WoTbench:A Benchmarking Framework for the Web of Things
Hashemian R., Hashemian R., Carlsson N., Carlsson N., Krishnamurthy D., Krishnamurthy D., Arlitt M., Arlitt M.  Proceedings of the 9th International Conference on the Internet of Things (Proceedings of the 9th International Conference on the Internet of Things, Bilbao, Spain, Oct 22-25, 2019)1-4,2019.Type:Proceedings
Date Reviewed: 06/23/21

Since the beginning of the Internet of Things (IoT) concept, there has always been a deep belief that we are expecting a new paradigm in computer science and engineering. There are many new interesting ideas that will lead us toward new challenges, like the Internet of Everything (IoE) and the Web of Things (WoT), and most of us are expecting a technological revolution; however, before we take this huge step into a new reality, there is a lot of urgent work that should be done.

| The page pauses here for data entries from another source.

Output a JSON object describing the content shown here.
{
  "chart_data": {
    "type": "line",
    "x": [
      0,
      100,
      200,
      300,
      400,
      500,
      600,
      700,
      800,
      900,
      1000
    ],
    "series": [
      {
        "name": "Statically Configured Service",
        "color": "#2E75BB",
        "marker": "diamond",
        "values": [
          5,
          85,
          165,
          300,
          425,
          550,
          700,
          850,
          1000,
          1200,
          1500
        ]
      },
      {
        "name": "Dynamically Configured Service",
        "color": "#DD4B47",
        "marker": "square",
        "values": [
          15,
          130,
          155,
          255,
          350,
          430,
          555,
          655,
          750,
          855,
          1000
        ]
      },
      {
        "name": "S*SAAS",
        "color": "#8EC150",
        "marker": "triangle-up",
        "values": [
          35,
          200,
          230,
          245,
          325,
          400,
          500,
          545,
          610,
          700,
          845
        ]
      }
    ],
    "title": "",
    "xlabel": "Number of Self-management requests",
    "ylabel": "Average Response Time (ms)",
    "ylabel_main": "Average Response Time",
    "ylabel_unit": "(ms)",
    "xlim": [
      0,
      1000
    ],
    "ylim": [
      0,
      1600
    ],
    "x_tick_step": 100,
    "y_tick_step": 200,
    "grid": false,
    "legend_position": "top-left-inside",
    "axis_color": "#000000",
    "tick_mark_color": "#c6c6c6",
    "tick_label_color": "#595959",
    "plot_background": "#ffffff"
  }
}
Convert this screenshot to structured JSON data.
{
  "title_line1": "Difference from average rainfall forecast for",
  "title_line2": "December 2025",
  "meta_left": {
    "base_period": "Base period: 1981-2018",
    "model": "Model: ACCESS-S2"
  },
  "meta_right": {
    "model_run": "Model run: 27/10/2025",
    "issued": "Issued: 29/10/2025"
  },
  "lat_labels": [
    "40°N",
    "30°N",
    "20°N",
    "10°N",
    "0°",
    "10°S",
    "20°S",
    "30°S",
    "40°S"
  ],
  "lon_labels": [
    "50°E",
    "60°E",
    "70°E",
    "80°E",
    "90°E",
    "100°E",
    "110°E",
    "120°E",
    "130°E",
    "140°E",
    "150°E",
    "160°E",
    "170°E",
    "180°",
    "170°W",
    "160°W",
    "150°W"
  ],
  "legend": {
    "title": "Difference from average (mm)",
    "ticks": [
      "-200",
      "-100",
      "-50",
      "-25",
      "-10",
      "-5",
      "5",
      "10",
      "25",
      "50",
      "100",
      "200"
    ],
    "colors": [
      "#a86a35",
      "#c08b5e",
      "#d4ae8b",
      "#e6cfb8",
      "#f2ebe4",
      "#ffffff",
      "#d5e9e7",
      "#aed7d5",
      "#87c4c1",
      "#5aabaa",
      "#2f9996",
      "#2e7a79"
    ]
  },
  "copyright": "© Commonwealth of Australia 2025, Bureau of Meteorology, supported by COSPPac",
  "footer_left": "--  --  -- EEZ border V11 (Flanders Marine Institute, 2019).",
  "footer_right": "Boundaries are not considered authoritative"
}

We have relied on the World Wide Web (WWW) since the 90s, and now there is no doubt that this concept was the big technological paradigm shift. We know a lot about how this idea works and what one can expect and should assume on a technological and social level when some new solutions with WWW are done; however, the concept of IoT integrated with the web, leading to WoT, is still an open question. From an engineering point of view, this seems to be a natural and understandable step toward new possibilities; however, before we start this transformation, we need tools to benchmark and score performance proposed systems before any real deployments of WoT infrastructure can be done. WoTbench (WoT benchmarking) is a framework that provides, in an integrated way, many features also supported by other simulation and testing environments. The authors present its components:

  • Test harness: the main shell script process that creates the environment, initiates the tests, collects the results, and cleans the environment;
  • Synthetic trace generator: a component that creates workloads for device resources with specific patterns of time distributions;
  • Resource monitor: runs in online mode and collects different system usage metrics; and
  • Reporting module: shows a summary of test-obtained results and visualizes different workload characteristics and performance metrics.

The target audience is readers interested in simulations of WoT systems. Unfortunately, the paper fails to provide any results for WoTbench, thus it’s hard to deeply evaluate all of its features.